I cannot thank you enough for this post. Thank you for always being so open and raw, it’s a beautiful thing ? This too shall pass, friend.
Also, as a person with high anxiety, I don’t deal with change well either. We have been excitingly on the house hunt for a few months and we found out this week that we got one we really wanted. Now, I’m freaking out about leaving our first house and all the renovations we did here, even though I know this next house is right. I read this at just the right time. Thank you thank you thank you ?
This. Exactly this. I feel this way sometimes daily. I don’t blog near as often as I should because quite honestly, I still don’t even really have one “blog worthy” space in my home. Because, like you, I bounce around and try to tackle something I CAN at that moment. It’s so hard living in a fixer upper. I get depressed as well and I feel like my life is one huge ball of mess and clutter. I’ve gotten rid of so many things I loved for the sake of space and my sanity. Sending you love and hugs and wish we lived close enough to grab a coffee and junk once a week for a nice break!
Love your blog and your style. When you are in the middle of a fixer upper you need to breath and remember that you are doing this because you like taking something that others view as a wreck and making it your kind of beautiful cozy home. You can’t expect perfection because you wouldn’t like it.!!! Enjoy the process -change your mind – move furniture – you are not on a timetable – you have a lifetime!!! Try to relax snd enjoy every chaotic, crazy minute – you won’t get that minute again. Everything always comes right my friend!!

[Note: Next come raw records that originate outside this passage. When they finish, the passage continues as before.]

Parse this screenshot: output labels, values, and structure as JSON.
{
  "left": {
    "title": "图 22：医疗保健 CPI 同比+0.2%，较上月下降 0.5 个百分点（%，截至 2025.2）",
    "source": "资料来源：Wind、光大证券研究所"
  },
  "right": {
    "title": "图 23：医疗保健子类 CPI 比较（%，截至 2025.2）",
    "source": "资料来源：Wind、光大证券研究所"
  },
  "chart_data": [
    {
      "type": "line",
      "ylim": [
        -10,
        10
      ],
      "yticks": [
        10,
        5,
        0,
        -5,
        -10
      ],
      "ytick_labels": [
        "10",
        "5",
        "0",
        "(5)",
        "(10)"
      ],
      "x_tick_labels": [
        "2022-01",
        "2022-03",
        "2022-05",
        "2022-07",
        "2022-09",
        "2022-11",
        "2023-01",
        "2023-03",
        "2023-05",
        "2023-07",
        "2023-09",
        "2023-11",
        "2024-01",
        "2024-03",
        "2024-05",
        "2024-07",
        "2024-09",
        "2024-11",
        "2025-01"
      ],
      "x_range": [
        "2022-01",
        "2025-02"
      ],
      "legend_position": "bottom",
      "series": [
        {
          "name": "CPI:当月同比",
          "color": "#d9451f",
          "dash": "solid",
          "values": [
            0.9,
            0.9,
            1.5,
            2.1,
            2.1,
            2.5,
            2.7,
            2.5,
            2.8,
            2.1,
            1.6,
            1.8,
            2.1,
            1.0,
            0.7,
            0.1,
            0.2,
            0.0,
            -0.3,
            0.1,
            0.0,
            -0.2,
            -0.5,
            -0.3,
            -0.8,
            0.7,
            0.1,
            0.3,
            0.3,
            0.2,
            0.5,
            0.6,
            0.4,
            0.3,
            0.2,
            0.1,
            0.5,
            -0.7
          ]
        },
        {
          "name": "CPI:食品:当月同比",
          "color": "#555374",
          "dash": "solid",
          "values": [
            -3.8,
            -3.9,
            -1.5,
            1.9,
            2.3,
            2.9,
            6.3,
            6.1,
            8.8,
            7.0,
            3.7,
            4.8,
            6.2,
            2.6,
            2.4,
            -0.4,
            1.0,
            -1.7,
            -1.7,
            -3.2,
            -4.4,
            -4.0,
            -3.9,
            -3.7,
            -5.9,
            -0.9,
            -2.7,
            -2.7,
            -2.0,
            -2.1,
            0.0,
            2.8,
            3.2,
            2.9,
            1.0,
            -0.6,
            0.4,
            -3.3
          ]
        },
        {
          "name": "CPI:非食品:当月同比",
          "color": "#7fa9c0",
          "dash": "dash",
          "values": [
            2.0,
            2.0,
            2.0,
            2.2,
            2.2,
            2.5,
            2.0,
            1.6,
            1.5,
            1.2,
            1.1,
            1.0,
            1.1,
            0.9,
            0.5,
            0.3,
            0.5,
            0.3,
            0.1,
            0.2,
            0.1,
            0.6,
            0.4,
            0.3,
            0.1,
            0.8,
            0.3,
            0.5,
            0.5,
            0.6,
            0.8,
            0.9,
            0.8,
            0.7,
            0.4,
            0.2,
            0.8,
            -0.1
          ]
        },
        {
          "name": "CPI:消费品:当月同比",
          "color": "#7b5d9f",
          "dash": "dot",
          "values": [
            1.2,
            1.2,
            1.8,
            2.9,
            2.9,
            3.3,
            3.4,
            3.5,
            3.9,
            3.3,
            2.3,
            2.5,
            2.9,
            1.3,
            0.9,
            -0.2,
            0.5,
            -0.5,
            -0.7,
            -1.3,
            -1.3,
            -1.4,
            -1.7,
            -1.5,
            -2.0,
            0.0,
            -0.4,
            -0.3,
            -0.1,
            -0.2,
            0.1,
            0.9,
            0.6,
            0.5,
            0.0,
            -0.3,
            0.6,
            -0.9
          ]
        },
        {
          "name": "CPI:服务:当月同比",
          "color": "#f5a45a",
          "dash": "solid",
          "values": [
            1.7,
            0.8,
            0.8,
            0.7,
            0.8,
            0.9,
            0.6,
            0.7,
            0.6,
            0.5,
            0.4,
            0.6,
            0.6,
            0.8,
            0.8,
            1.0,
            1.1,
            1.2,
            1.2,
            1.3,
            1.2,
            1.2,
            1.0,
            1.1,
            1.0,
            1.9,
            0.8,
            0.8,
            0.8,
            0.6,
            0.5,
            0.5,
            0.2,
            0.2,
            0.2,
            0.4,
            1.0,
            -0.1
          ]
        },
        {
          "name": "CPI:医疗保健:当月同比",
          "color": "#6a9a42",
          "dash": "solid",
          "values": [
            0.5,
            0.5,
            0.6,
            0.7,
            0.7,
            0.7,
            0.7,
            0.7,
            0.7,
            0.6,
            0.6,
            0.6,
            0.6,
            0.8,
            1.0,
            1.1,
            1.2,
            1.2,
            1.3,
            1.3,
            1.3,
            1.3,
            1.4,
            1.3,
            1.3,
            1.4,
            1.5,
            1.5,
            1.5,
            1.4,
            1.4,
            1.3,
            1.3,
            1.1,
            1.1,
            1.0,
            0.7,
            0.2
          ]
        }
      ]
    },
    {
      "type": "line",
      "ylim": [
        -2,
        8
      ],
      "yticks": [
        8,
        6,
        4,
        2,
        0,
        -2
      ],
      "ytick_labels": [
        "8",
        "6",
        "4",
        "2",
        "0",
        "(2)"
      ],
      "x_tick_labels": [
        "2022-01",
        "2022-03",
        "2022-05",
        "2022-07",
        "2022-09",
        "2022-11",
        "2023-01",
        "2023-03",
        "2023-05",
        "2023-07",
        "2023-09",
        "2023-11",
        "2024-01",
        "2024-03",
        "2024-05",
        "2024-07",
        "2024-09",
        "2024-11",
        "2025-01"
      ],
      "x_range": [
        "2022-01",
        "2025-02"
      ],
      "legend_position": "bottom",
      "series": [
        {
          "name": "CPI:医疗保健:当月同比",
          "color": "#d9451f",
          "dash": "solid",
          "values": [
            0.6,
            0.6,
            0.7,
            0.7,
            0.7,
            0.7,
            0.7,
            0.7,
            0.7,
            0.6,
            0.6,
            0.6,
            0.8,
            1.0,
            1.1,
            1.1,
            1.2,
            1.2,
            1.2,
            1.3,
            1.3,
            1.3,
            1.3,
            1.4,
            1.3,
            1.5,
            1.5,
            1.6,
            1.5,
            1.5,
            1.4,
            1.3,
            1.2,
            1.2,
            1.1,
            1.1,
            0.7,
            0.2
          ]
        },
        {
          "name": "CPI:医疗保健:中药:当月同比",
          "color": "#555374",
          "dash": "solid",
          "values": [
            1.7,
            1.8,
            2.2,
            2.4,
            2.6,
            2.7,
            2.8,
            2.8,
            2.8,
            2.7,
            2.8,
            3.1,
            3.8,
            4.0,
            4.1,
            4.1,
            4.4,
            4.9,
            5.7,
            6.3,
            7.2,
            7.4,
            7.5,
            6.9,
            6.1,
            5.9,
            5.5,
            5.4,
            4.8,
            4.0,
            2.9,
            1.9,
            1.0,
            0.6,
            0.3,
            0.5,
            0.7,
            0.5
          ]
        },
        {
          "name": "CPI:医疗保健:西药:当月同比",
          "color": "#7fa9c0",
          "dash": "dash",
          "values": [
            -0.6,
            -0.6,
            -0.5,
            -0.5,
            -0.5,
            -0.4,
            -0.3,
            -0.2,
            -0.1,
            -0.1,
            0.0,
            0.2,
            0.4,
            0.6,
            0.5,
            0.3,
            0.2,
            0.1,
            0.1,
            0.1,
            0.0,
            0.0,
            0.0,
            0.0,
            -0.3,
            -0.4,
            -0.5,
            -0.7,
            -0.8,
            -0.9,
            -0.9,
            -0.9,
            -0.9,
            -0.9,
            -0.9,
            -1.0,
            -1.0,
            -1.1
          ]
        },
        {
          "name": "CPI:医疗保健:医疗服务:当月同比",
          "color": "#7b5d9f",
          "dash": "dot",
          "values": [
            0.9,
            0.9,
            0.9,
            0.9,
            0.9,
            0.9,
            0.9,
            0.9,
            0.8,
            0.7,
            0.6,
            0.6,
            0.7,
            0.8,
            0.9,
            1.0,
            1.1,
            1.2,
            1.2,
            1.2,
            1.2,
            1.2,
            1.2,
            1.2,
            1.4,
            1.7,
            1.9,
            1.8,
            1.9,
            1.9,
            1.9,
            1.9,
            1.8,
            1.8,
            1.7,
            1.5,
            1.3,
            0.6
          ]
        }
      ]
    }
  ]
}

So burnout is a real thing and I hate to tell you it doesn’t end. I’m a 56 year old who manages to get a fair amount done but always feel like I’m failing in some aspect. A couple years ago I was diagnosed with a lung condition that quite frankly some days kicks my butt. I too have a big event coming up at my house too, my first ever Thanksgiving with the whole family. I have been trying to finish projects so my house will look awesome, but I’m running out of time. Now I have messes everywhere, so I have asked for help. My mom and cousin are both going to help me and I am thankful for that. I think as women we strive for perfection that is sometimes unrealistic. Your house is beautiful and an inspiration, but I understand the feelings you are having. ( my kitchen was torn up for only 2 months can’t imagine longer). Give yourself a free day, go picking, to a favorite shop, or just a long drive and enjoy the scenery. It will help to step away for a day.
Oh, and for your pine floors….good old Johnson Paste wax. It takes some work but they will look amazing!
Thank you for being so transparent…it’s why you’re my favorite blogger. Thanks for the encouragement and beautiful inspirations. You are a blessing.